Effect of A438079 on GSH depletion kinetics in vivo and on P450 activities. Animals were pretreated with 2mg/mouse A438079 or saline and then 1h later with 300mg/kg APAP or vehicle control. (A) Total liver GSH was quantified at very early times (0, 10, 20, and 30min post-APAP). Data represent means ± SE of n = 3–5 animals per group. *p < 0.05 (compared with APAP/saline). (B) Cytochrome P450 activities were measured in the 14,000 × g supernatant of mouse liver homogenate using the 7EFC deethylase assay. Various concentrations of A438079 or the classical P450 inhibitor piperonyl butoxide were added.

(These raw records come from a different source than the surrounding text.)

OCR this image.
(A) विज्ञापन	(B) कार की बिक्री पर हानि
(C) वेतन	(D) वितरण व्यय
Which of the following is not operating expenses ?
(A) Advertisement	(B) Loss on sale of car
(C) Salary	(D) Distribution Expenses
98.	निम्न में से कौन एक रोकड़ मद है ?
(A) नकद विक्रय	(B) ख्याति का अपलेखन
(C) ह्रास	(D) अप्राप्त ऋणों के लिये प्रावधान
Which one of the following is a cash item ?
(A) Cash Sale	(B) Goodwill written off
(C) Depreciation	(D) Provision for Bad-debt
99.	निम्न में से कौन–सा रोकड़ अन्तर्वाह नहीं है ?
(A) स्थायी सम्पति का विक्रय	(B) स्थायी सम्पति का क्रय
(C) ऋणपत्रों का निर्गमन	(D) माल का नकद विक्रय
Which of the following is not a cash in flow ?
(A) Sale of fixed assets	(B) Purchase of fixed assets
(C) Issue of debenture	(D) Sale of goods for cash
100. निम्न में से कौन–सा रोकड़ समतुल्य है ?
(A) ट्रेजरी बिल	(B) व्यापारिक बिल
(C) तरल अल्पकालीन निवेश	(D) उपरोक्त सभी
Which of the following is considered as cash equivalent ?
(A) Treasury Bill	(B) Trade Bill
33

Data are expressed in percent compared with untreated control samples (100%); data represent means ± SE of n = 3 samples per concentration. *p < 0.05 (compared with control). #p < 0.05 (compared with piperonyl butoxide).

FIG. 6.

Effects of A438079 on APAP toxicity in mouse hepatocytes. Primary mouse hepatocytes were pretreated for 1h with A438079 (100µM) and then APAP was added (5mM). (A) Cell death was measured by LDH release at 9h. (B) APAP protein adducts were determined at 1 and 3h after APAP. (C) P-JNK and JNK protein expression was evaluated by Western blotting in untreated cells and at 9h. (D) Densitometric analysis of the Western blots and calculation of the P-JNK-to-JNK ratio. Data represent means ± SE of n = 3–5 separate experiments. *p < 0.05 (compared with control). #p < 0.05 (compared with APAP/saline).

FIG. 7.

Effect of A438079 on JNK phosphorylation. Mice were treated with phorone (PH) and tBHP to cause GSH depletion and oxidant stress, respectively. Animals were either pretreated with 2mg/mouse of A438079 or saline. One hour after PH/tBHP, JNK phosphorylation was assessed by Western blotting (A) and the P-JNK-to-JNK was ratio was calculated (B). Data represent means ± SE of n = 3 animals per group. *p < 0.05 (compared with vehicle control).